The mass and diameter of a planet are twice those of earth. What will be the period of oscillation of a pendulum on this plenet. If is a second's pendulum on earth?

To solve the problem, we need to determine the period of oscillation of a pendulum on a planet that has twice the mass and diameter of Earth. We know that the period of a second's pendulum on Earth is 2 seconds. ### Step-by-Step Solution: 1. **Identify the known values**: - The period of a second's pendulum on Earth, \( T_e = 2 \) seconds. - Mass of the planet, \( M_p = 2 M_e \) (where \( M_e \) is the mass of Earth). - Diameter of the planet, \( D_p = 2 D_e \) (where \( D_e \) is the diameter of Earth).
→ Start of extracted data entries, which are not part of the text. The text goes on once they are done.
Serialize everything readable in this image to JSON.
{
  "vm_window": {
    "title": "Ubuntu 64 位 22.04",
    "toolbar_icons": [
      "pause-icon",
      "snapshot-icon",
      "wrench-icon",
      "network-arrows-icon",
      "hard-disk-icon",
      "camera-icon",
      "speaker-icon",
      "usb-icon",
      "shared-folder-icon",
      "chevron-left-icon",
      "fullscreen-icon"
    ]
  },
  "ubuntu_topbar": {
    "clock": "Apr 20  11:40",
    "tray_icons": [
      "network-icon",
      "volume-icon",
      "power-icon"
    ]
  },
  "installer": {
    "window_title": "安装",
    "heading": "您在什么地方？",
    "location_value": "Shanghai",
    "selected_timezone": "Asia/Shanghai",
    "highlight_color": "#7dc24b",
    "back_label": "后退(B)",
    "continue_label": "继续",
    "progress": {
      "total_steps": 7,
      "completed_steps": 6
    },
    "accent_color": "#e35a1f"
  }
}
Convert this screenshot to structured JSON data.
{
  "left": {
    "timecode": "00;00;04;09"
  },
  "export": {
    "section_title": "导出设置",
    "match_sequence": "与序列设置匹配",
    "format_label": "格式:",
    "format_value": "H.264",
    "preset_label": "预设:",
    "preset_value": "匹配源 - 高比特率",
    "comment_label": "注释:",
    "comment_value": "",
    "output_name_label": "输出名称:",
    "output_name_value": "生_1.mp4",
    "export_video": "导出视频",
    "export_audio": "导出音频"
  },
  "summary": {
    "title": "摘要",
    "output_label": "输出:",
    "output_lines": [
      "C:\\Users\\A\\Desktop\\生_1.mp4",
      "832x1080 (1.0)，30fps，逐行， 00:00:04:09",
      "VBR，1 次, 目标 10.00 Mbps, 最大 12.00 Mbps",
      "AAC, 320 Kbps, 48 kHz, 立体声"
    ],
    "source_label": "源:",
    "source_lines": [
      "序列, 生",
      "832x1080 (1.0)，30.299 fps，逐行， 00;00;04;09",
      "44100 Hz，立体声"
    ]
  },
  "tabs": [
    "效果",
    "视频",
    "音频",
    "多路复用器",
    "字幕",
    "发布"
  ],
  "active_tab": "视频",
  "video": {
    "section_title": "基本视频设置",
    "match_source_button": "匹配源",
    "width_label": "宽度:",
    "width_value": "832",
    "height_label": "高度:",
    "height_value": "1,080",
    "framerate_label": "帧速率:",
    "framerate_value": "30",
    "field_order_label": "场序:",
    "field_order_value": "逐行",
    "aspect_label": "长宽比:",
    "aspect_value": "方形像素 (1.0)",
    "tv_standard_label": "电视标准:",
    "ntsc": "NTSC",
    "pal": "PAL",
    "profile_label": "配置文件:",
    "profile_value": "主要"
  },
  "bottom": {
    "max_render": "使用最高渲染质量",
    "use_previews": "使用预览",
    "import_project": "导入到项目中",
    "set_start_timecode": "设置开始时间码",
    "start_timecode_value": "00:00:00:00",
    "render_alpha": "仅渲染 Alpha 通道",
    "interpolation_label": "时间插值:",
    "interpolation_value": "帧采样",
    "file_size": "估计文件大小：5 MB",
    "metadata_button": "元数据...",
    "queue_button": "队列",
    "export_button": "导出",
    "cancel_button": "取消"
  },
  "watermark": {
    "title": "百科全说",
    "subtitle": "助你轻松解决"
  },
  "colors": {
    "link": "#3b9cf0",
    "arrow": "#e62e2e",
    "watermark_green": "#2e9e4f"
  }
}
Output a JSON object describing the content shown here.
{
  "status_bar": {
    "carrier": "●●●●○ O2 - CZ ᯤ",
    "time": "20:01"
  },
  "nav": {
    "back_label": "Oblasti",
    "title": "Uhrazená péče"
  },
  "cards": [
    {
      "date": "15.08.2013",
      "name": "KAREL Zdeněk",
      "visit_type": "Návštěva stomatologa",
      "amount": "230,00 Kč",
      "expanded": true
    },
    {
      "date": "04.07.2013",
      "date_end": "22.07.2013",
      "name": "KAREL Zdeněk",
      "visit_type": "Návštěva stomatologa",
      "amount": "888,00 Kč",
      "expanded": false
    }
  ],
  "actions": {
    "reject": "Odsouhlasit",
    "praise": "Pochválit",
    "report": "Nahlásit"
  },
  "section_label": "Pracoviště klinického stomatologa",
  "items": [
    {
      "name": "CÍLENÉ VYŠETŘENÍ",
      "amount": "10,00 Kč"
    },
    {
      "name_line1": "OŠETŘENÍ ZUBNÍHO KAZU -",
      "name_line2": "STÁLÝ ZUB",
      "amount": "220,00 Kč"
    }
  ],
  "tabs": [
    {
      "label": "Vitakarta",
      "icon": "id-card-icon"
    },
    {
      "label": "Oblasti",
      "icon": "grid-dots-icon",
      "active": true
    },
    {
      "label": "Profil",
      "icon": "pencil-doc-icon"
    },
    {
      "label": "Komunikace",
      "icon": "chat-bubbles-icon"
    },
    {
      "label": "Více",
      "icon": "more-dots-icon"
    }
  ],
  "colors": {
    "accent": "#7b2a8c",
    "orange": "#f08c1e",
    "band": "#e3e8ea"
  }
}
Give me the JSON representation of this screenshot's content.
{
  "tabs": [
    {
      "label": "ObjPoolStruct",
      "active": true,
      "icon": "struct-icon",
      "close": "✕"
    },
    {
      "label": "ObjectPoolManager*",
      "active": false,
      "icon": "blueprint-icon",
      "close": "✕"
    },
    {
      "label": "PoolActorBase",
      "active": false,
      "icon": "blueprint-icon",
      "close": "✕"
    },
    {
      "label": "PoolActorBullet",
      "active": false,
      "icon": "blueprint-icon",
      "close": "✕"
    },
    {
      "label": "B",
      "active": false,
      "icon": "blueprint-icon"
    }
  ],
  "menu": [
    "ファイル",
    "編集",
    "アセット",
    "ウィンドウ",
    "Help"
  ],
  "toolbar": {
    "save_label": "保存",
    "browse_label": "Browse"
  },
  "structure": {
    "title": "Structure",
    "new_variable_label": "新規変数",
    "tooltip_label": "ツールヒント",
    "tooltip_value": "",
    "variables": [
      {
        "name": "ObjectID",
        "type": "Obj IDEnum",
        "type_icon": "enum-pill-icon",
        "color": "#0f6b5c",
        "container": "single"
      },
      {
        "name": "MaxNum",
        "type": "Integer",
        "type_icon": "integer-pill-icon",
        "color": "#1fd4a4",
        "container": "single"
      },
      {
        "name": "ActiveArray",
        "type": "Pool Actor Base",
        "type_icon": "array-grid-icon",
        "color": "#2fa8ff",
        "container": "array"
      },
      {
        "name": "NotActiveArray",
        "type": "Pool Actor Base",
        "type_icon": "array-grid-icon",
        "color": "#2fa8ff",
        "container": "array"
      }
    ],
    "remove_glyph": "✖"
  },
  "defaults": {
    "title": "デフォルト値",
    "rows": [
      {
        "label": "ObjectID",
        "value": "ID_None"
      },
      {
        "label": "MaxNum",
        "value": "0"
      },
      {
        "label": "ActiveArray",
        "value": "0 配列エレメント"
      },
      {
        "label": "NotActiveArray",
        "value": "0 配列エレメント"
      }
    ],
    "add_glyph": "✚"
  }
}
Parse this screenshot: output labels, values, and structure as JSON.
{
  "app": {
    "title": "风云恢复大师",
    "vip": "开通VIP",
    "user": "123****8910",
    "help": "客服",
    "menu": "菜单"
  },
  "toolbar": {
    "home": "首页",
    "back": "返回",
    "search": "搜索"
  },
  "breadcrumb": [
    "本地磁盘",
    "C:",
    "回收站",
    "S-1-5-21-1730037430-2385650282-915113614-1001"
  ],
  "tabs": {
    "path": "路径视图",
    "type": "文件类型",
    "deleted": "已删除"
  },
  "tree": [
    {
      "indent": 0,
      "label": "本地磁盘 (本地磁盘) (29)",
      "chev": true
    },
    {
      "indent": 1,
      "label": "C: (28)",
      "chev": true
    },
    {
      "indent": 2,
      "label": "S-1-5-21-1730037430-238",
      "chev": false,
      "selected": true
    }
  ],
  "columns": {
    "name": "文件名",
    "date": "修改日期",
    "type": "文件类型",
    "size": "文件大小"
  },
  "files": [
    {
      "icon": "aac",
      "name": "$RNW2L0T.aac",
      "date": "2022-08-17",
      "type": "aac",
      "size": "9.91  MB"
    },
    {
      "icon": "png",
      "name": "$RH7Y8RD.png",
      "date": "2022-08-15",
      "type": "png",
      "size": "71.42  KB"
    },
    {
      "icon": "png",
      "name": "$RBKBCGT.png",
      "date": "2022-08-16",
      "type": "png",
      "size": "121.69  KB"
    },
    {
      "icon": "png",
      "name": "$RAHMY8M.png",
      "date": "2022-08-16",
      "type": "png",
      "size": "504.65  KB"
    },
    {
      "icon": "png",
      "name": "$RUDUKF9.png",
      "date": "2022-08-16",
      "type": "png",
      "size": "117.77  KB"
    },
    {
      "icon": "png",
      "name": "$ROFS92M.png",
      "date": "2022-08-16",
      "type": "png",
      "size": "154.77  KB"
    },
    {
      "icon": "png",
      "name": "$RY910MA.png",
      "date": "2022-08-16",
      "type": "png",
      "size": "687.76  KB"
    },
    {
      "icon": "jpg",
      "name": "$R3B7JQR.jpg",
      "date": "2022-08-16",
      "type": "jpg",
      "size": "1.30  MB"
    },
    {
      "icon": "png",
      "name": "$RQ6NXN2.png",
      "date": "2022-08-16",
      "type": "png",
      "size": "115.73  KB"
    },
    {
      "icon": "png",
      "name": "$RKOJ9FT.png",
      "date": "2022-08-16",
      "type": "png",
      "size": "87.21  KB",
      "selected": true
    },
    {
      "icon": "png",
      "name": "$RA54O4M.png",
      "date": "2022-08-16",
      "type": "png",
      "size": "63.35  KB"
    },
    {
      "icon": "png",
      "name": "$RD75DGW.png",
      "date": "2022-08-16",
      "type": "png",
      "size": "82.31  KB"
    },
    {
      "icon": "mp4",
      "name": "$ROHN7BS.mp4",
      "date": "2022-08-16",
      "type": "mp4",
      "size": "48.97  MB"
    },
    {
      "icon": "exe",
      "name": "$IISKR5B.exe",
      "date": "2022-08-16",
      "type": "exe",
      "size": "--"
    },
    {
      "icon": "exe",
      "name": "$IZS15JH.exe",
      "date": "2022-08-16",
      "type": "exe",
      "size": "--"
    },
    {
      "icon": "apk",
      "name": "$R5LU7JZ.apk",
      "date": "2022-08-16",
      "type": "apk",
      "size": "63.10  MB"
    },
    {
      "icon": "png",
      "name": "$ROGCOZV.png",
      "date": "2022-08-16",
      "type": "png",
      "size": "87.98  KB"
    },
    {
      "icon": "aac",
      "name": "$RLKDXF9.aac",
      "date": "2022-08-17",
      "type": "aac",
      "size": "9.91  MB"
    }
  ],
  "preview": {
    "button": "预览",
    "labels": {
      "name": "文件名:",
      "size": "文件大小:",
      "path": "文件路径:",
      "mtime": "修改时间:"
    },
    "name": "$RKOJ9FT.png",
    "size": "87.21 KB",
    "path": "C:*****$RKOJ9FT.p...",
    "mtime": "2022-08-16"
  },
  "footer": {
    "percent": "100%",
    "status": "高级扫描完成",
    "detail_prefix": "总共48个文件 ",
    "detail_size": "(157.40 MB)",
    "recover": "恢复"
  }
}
Therefore, the radius of the planet is \( R_p = 2 R_e \) (where \( R_e \) is the radius of Earth). 2. **Use the formula for the period of a pendulum**: The formula for the period of a simple pendulum is given by: \[ T = 2\pi \sqrt{\frac{L}{g}} \] where \( L \) is the length of the pendulum and \( g \) is the acceleration due to gravity. 3. **Determine the acceleration due to gravity on the planet**: The acceleration due to gravity \( g \) is given by: \[ g = \frac{GM}{R^2} \] For Earth: \[ g_e = \frac{G M_e}{R_e^2} \] For the new planet: \[ g_p = \frac{G M_p}{R_p^2} = \frac{G (2 M_e)}{(2 R_e)^2} = \frac{G (2 M_e)}{4 R_e^2} = \frac{1}{2} \frac{G M_e}{R_e^2} = \frac{1}{2} g_e \] 4. **Relate the periods of the pendulum on Earth and the planet**: Since \( g_p = \frac{1}{2} g_e \), we can substitute this into the period formula for the pendulum on the planet: \[ T_p = 2\pi \sqrt{\frac{L}{g_p}} = 2\pi \sqrt{\frac{L}{\frac{1}{2} g_e}} = 2\pi \sqrt{\frac{2L}{g_e}} = \sqrt{2} \cdot 2\pi \sqrt{\frac{L}{g_e}} = \sqrt{2} \cdot T_e \] Since \( T_e = 2 \) seconds, we have: \[ T_p = \sqrt{2} \cdot 2 \text{ seconds} = 2\sqrt{2} \text{ seconds} \] 5. **Final Result**: The period of oscillation of a pendulum on this planet is \( 2\sqrt{2} \) seconds.